The recipe had lots of problems which I’ve corrected.
Here’s the original recipe if you want to see what I’ve changed.
It’s Meatless Monday and this is one of those dishes that warms the heart and soul on a chilly fall evening. Maybe you should be glad I deleted my first draft.
Here’s the recipe…
Pasta with Lentils
Recipe adapted from Mario Batali
1 ½ cups dried lentils, washed
1 large carrot, diced
1 stalk of celery, diced
2 tablespoons extra virgin olive oil, plus extra for garnish
1 onion, finely chopped
2 cloves garlic, finely chopped
½ tsp crushed red pepper flakes (or to taste)
1 can of diced tomatoes (preferably organic)
Salt, to taste
7 ounces tubetti or ditalini
2 tablespoons chopped fresh parsley (reserve 1 tablespoon for serving)
Grated parmesan cheese for serving
Place a pot of water on to boil for the pasta. Salt the water generously.
In a large pot, combine the lentils, a couple teaspoons of salt, and 6 cups water. Bring to a boil, reduce to an active simmer and cook for approximately 20- 30 minutes, until the lentils are very tender.
While the lentils cook, in a 12 to 14-inch saute pan, heat the olive oil over high heat and add the onion, carrot and celery. Saute for 5-7 minutes and then add the garlic and chile flakes. Saute another minute or two and then stir in the tomatoes. Let this cook for a few minutes.

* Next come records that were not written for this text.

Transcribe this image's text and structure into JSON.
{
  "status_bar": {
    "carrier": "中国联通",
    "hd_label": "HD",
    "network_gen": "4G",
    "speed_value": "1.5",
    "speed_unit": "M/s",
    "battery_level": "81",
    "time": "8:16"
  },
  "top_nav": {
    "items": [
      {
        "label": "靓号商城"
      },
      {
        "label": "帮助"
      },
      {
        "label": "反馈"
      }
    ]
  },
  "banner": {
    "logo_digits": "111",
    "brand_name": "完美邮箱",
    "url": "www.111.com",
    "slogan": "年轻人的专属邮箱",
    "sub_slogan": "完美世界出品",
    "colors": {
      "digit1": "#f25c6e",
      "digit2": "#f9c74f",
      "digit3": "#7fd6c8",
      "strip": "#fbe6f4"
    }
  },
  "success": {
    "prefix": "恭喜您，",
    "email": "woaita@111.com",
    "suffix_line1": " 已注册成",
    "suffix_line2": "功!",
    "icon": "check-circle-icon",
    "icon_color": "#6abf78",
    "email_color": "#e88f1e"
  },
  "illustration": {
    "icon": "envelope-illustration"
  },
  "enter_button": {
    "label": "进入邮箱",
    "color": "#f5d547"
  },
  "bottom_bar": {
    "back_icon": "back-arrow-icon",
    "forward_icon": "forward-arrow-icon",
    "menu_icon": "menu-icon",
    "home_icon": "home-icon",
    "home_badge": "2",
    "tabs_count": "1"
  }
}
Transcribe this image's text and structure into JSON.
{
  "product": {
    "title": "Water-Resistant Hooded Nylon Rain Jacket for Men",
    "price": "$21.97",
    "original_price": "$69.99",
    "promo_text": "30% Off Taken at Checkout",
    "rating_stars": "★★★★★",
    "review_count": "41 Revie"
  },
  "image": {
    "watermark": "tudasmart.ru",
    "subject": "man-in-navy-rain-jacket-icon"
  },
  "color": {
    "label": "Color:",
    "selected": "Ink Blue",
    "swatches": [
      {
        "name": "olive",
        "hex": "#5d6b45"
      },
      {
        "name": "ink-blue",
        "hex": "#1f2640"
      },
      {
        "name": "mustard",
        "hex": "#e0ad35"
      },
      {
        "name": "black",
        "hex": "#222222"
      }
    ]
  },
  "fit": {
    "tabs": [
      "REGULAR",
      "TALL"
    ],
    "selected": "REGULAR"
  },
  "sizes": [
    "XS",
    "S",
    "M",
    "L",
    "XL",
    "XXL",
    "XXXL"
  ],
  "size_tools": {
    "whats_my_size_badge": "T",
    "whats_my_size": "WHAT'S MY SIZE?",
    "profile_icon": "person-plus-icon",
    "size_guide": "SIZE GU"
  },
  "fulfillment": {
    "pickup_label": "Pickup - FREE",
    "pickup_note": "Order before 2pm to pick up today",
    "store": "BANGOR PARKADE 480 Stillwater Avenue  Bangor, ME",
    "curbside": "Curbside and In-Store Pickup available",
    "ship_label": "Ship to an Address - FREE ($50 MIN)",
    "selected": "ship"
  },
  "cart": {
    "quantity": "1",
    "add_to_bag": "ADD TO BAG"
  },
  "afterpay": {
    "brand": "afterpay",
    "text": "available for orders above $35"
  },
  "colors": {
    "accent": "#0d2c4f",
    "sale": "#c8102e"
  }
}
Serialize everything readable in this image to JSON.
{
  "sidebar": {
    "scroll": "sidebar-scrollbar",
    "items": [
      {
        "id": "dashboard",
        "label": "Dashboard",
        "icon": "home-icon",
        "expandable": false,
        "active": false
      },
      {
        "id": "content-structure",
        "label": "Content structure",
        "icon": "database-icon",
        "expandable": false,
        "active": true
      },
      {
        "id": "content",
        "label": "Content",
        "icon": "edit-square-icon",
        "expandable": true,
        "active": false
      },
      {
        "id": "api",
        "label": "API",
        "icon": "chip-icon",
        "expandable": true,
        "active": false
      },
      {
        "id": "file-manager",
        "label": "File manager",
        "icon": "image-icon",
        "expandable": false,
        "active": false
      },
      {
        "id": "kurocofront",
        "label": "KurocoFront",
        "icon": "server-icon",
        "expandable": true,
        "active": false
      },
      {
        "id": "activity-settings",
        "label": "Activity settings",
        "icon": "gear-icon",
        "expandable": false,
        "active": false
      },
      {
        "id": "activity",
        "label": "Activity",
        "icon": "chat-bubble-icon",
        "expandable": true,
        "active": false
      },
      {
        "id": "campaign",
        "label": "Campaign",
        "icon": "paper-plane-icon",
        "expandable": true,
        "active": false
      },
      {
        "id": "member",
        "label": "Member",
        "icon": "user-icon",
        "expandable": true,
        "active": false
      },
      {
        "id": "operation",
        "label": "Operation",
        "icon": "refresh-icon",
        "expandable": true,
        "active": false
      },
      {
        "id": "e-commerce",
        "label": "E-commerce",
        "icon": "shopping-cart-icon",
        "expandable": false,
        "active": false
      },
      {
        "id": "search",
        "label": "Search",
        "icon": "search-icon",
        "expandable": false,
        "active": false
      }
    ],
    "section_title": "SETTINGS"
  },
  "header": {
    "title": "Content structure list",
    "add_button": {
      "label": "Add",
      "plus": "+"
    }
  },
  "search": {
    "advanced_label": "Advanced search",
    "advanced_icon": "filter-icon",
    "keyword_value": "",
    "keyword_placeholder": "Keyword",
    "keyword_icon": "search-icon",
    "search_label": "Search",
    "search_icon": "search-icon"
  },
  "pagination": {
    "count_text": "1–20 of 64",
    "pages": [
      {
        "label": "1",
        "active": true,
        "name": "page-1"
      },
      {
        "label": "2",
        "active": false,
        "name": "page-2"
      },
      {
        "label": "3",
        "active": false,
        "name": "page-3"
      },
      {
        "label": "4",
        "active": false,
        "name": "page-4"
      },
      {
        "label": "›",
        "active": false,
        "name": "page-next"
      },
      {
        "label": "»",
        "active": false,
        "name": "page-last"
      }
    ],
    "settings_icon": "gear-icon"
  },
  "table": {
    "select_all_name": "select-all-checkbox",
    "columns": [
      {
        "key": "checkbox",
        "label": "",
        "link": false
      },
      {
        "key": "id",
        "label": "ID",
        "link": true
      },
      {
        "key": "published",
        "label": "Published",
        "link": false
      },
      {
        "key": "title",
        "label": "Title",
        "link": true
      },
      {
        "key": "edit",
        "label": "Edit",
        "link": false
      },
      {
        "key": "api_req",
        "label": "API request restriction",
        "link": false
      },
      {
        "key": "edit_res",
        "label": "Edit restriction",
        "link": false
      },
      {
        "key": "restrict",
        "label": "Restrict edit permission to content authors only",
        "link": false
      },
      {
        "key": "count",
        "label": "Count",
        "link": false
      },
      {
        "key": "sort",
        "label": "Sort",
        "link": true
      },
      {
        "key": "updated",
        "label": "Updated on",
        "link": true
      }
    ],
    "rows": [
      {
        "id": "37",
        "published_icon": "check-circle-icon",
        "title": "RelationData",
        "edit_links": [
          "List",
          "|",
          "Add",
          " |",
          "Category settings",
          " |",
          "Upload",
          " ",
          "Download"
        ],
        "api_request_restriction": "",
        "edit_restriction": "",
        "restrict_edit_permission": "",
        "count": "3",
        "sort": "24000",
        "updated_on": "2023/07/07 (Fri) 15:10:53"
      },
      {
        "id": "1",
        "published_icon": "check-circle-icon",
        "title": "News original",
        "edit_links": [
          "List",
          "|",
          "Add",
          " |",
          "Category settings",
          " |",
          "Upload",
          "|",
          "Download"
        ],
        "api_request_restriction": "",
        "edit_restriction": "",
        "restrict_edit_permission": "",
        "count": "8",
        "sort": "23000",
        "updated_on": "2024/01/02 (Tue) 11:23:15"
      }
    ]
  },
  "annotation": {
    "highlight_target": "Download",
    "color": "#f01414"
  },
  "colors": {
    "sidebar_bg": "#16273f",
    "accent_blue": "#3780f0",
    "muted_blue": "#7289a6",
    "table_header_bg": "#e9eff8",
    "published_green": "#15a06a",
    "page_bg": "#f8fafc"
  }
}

Cook the pasta just a little less than indicated on the package, drain, and add to the lentils along with onion mixture and chopped parsley. Check for seasoning and add salt and pepper if needed. Let this simmer for a few minutes to allow the flavors to settle in. To serve, drizzle with a little more olive oil and sprinkle with the reserved chopped parsley and grated parmesan cheese.